Mortgage rates moved slightly higher this past week, and there is a good chance they could continue climbing over the next week.
In its Primary Mortgage Market Survey for the week ended April 30, Freddie Mac reported the average 30-year fixed rate at 3.68 percent.
Thirty-year rates were little changed from the week ended April 23, when the average was 3.65 percent. But there has been substantial improvement from the same week in 2014, when the average was 4.29 percent.
Freddie Mac Deputy Chief Economist Len Kiefer explained that economic news was mixed this past week.
“However, the National Association of Realtors’ pending home sales index rose 1.1 percent in March for the third consecutive month,” Kiefer said in the report. “The S&P/Case-Shiller National House Price Index also rose 5.0 percent in February on a yearly basis.”

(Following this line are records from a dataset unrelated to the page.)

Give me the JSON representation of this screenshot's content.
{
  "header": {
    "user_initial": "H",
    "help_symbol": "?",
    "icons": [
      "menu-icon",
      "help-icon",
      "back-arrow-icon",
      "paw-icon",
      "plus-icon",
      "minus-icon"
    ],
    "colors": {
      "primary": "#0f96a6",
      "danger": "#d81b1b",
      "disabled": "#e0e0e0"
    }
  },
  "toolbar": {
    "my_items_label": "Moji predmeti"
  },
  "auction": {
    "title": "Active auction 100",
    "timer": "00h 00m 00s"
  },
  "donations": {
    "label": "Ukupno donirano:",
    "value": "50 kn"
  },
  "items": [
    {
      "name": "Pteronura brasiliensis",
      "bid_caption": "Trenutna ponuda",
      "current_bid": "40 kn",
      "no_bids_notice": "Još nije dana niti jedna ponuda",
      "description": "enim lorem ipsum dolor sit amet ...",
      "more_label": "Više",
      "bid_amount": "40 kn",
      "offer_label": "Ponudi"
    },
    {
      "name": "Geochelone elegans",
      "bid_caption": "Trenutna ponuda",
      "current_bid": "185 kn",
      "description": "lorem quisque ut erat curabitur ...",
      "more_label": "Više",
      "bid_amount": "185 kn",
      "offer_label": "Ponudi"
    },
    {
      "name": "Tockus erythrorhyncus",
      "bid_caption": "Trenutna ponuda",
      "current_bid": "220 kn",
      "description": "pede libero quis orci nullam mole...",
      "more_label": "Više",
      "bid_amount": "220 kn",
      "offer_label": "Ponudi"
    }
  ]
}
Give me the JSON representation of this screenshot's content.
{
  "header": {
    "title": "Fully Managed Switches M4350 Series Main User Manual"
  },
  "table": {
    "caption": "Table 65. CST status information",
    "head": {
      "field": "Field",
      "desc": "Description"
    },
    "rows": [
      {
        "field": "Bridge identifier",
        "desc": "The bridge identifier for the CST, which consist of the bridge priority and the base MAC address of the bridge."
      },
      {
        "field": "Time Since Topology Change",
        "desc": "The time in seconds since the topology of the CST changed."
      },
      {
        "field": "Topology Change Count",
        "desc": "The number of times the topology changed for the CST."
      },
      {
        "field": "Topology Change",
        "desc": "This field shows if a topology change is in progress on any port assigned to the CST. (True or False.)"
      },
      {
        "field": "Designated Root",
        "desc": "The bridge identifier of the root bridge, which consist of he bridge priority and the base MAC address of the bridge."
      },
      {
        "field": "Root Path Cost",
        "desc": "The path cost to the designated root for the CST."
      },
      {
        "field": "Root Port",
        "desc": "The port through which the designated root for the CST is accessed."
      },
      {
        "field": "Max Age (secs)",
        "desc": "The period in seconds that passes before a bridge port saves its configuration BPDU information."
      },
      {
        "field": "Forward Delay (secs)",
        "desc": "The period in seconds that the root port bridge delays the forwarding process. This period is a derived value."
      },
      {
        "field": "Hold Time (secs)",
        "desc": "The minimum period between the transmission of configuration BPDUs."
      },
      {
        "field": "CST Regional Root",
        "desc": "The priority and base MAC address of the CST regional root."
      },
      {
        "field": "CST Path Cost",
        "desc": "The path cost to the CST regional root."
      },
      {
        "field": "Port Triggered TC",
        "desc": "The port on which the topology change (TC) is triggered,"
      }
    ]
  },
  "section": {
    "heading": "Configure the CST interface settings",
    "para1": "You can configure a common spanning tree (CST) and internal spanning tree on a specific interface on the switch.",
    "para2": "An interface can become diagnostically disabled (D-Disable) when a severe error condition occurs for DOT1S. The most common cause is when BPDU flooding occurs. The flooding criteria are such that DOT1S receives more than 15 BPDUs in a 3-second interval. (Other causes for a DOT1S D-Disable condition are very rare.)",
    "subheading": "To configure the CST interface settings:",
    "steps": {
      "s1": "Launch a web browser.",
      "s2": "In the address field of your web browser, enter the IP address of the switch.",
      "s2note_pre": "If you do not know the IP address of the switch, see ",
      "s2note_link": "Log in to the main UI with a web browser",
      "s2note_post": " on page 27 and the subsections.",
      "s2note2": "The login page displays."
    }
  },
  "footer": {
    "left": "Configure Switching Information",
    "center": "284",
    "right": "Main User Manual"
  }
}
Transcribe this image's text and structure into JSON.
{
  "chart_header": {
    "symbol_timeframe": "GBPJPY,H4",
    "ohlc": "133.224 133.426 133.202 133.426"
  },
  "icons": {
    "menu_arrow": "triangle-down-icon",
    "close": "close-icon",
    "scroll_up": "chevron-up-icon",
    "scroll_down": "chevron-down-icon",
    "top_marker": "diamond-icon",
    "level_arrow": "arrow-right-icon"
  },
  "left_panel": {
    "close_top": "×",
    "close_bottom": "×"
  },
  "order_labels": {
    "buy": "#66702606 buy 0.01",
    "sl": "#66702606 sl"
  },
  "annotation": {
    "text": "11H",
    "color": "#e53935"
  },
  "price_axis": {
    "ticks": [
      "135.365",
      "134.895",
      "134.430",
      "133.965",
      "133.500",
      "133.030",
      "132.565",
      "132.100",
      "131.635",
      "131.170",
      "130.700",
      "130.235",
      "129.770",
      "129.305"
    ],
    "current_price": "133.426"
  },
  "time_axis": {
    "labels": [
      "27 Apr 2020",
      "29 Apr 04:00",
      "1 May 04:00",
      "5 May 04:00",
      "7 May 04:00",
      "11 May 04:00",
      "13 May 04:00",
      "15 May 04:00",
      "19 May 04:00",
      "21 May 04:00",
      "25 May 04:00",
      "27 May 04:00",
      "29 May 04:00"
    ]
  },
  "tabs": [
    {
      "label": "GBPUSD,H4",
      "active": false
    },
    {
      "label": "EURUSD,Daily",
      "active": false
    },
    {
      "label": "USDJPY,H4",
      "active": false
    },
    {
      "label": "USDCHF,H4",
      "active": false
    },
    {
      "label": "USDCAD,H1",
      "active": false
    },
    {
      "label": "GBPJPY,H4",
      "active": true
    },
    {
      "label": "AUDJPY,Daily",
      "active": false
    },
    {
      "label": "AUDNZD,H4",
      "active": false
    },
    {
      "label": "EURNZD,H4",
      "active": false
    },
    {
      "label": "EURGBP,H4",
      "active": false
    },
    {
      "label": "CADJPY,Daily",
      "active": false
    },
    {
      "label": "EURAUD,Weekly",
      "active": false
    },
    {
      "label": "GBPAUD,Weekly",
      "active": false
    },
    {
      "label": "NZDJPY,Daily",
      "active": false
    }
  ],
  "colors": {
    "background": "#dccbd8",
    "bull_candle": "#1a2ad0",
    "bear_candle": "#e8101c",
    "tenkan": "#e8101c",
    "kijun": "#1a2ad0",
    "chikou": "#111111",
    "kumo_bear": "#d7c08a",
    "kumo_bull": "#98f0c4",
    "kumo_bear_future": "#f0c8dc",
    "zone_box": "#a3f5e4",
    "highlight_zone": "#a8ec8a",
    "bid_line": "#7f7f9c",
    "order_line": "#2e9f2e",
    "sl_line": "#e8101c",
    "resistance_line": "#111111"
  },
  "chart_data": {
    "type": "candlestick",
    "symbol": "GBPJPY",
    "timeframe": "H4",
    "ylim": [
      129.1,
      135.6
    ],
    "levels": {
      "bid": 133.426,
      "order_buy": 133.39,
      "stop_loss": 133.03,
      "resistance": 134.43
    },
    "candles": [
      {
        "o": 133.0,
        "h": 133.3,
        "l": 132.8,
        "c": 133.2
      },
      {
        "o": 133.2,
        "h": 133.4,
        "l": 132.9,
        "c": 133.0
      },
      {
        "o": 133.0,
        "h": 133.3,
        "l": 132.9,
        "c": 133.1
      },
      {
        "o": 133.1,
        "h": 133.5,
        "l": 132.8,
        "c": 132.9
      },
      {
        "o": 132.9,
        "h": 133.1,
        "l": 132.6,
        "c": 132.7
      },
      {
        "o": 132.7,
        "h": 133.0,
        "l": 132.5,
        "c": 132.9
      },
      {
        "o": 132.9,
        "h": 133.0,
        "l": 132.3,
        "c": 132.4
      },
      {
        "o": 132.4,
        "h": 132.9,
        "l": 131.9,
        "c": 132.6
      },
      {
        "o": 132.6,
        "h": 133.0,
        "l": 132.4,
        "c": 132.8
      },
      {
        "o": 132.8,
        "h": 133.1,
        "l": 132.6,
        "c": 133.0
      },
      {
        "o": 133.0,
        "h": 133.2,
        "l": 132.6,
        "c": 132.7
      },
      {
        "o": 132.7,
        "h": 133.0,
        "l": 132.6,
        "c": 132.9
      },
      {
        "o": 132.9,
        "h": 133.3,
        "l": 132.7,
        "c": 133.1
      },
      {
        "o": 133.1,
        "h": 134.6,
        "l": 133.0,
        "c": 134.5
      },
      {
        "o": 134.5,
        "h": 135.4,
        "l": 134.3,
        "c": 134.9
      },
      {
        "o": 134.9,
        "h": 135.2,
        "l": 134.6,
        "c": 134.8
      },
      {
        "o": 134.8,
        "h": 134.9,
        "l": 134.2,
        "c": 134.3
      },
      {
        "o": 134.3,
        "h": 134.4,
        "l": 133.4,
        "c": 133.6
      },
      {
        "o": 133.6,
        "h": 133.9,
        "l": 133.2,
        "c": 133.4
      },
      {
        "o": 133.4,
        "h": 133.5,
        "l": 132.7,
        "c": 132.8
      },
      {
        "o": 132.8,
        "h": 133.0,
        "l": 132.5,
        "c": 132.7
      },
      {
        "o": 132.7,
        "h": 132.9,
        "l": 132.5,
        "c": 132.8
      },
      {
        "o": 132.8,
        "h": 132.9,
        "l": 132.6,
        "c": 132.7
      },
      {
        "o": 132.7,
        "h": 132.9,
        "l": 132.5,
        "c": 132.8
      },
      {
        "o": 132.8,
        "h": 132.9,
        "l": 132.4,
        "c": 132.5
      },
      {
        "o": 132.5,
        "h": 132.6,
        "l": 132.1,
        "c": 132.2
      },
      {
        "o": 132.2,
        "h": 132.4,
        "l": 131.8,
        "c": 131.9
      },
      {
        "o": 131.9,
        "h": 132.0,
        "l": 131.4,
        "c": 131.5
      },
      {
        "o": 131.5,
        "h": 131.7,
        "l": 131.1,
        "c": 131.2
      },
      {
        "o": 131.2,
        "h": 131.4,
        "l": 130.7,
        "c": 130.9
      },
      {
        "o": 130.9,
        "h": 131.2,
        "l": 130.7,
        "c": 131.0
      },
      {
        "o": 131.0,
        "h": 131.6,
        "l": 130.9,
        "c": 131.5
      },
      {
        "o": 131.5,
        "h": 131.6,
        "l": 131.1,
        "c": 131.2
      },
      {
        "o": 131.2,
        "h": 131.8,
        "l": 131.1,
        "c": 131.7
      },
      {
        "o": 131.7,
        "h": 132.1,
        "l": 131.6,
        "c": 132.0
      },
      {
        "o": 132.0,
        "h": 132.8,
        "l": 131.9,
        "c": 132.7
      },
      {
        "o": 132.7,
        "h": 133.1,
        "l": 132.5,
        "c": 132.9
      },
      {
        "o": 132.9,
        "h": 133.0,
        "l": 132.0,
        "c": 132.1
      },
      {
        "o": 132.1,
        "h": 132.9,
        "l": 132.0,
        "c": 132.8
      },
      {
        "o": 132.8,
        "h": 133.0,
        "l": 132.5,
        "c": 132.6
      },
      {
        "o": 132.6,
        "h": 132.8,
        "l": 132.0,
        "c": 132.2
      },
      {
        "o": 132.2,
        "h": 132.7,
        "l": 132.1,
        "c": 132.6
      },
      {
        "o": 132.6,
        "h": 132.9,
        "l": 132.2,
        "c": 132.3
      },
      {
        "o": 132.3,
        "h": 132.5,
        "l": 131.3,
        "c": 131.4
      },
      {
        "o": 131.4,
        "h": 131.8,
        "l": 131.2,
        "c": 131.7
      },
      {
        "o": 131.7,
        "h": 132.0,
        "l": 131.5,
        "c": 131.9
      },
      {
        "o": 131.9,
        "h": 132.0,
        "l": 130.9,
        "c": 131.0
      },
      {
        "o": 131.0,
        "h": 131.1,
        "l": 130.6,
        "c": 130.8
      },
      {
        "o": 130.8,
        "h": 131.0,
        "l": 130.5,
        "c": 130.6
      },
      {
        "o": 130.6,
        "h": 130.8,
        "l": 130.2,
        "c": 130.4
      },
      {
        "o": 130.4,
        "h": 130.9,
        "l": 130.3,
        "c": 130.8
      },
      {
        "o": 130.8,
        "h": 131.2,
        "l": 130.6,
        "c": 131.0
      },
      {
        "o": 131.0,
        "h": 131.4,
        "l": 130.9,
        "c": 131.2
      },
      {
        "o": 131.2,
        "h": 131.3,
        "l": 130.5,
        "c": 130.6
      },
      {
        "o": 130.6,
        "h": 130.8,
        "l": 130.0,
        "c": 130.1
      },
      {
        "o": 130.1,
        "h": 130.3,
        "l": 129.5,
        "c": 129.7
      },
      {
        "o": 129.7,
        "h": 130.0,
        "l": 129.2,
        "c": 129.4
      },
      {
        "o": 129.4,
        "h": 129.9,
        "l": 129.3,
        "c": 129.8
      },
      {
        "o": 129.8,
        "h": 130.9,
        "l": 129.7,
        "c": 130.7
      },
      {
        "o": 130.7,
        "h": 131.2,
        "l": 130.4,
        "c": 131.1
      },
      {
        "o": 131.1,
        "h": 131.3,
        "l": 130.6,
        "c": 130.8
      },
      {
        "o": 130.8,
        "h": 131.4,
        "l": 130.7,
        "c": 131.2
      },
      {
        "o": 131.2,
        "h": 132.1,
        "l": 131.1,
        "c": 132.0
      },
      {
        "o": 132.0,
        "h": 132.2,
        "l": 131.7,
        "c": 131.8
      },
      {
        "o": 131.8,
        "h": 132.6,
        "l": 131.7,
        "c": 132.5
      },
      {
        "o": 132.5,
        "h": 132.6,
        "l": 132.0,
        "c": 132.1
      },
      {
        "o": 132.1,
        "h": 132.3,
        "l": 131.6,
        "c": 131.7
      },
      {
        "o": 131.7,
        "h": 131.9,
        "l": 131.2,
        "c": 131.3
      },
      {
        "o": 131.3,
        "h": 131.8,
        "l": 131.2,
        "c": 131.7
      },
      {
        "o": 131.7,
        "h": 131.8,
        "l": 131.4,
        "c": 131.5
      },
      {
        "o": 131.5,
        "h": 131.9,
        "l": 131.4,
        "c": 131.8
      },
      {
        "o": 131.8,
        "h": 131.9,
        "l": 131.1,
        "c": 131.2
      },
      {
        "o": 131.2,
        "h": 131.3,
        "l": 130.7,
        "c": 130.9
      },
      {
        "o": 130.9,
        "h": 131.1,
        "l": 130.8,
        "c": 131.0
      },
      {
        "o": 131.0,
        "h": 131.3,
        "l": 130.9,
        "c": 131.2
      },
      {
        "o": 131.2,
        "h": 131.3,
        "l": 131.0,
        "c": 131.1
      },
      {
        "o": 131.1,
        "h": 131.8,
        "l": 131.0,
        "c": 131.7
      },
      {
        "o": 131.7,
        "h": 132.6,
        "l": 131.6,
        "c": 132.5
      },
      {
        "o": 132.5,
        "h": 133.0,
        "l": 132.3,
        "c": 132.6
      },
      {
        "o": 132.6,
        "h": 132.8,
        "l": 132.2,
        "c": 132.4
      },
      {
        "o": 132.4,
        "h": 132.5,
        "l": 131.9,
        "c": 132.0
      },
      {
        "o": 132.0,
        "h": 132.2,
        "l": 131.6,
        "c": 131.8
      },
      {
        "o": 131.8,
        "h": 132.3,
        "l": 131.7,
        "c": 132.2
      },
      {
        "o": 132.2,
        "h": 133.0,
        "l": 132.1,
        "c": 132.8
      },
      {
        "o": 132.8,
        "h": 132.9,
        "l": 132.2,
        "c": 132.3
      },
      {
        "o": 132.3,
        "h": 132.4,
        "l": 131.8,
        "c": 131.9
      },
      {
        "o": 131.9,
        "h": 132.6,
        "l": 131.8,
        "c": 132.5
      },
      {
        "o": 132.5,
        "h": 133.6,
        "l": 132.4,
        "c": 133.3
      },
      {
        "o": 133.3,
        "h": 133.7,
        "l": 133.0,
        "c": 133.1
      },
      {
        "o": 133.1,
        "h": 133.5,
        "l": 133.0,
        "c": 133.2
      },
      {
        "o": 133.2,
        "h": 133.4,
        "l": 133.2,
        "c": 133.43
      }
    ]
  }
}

MBSQuoteline Director Joe Farr noted in a written statement that mortgage rates have climbed even more since Freddie conducted its survey.
Freddie’s regulator, the Federal Housing Finance Agency, reported that conforming 30-year fixed rates averaged 3.95 percent in March, up 4 BPS from February.
Mortgage Daily’s analysis of Treasury market activity suggests that fixed rates could be in the neighborhood of five BPS higher in next week’s survey.
Half of panelists surveyed by Bankrate.com for the week April 30 to May 6 predicted that rates will decline at least three BPS over the next week. Another 30 percent expected an increase, and a fifth forecasted no change ahead.
In the U.S. Mortgage Market Index report from LoanSifter/Optimal Blue and Mortgage Daily for the week ended April 24, jumbo mortgage rates were 18 basis points higher than conforming rates. The jumbo-conforming spread was fatter than 16 BPS a week earlier.
Fifteen-year fixed rates averaged 2.94 percent in Freddie’s survey, 2 BPS worse than in the previous report.
The spread between 15- and 30-year rates was 74 BPS, widening from 73 BPS in the last report.
Freddie reported that five-year, Treasury-indexed, hybrid, adjustable-rate mortgages averaged 2.85 percent, 1 basis point more than a week earlier.
At 2.49 percent, average one-year Treasury-indexed ARMs
were 5 BPS worse than seven days prior. One-year ARMs were also higher than 2.45 percent in the week ended May 1, 2014.
One-year ARMs adjust based on the yield of the one-year Treasury note, which closed Thursday at 0.24 percent, the same as one week prior, according to Departement of the Treasury data.
A less-utilized ARM index, the six-month London Interbank Offered Rate — or LIBOR — was 0.41 percent as of Wednesday, the same as the previous Wednesday, Bankrate.com reported.
ARM share climbed to 9.7 percent in the latest Mortgage Market Index report from 9.4 percent in the prior report.